Phase 2 (Proposer Introduces Bill)

After becoming the leader, the leader (proposer) now proposes value v by multicasting (broadcasting) a PROPOSE(ballot_id, v) to the same majority of participants as in the previous phase. When a participant receives the PROPOSE message, it must determine if it wants to respond to the proposer. If it has already responded to a PREPARE(higher_ballot_id) message where higher_ballot_id > ballot_id, then it must ignore this PROPOSE message. Otherwise, the participant decides to accept the proposed value v. To do so, it first adds (ballot_id, v) to its log and flushes the log to disk. Then it responds to the proposer with an ACCEPT(ballot_id, v) message.

Phase 3 (Bill Signed into Law)

Once a proposer has recieved ACCEPT messages from a majority of participants, it knows that the value it proposed was chosen as the consensed upon value. Thus it adds (ballot_id, v) to its log and flushes it to disk. It then needs to let other participants know that their value was chosen. This is done by the proposer broadcasting a COMMIT(ballot_id, v) message to all participants.

Paxos Summary

To summarize, there are three phases in each round. A round begins when a machine tries to become leader. Since different machines may try to become leaders at random times, rounds are asynchronous. A round ends with a leader’s value being chosen or with the leader being ignored. There are five types of messages that may be sent in the protocol:

PREPARE(ballot_id)
PROMISE(ballot_id) or PROMISE(ballot_id (old_ballot_id, old_v))
PROPOSE(ballot_id, v)
ACCEPT(ballot_id, v)
COMMIT(ballot_id, v)

Simple Paxos Example

Let’s walk through a simple Paxos execution. Suppose we have a Paxos group with 5 machines. Machine 1 decides to begin a Paxos round and sends and multicasts a PREPARE(1) message to a majority of participants (all participants in this case).
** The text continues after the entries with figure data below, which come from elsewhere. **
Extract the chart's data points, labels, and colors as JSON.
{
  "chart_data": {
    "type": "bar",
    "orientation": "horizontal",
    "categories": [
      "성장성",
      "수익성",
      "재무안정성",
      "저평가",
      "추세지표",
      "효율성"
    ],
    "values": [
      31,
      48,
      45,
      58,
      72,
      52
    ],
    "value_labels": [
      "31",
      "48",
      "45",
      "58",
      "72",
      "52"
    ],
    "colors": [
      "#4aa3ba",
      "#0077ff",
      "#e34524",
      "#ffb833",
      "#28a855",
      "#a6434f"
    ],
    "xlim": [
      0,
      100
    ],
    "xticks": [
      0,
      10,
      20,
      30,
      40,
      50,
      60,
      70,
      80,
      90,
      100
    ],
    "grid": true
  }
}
Then, each of the participants responds with a PROMISE(1) message and promises to ignore any ballots with ballot id less than 1. Before sending the PROMISE(1), each of the participants also logs the ballot id 1 and flushes it to disk.

After receiving PROMISE messages from a majority of participants, machine 1 determines that it is the leader. Since none of the participants had accepted any ballot before, machine 1 is free to propose any value it wants. Since it’s cool, it proposes “CS186” as its value. It then broadcasts a PROPOSE(1, “CS186”) message to the participants.

Once a participant receives the PROPOSE(1, “CS186”) message, it sends an ACCEPT(1, “CS186”) back to the proposer since it has not promised to ignore ballot id 1. Before sending the ACCEPT message, the participant logs (1, “CS186”) and flushes it to disk.

After machine 1 recieves ACCEPT(1, “CS186”) from a majority of participants, it knows that “CS186” has become the chosen value. It then logs (1, “CS186”) and flushes it to disk. Then it broadcasts a COMMIT(1, “CS186”) message to all participants to let them know that a value has been chosen.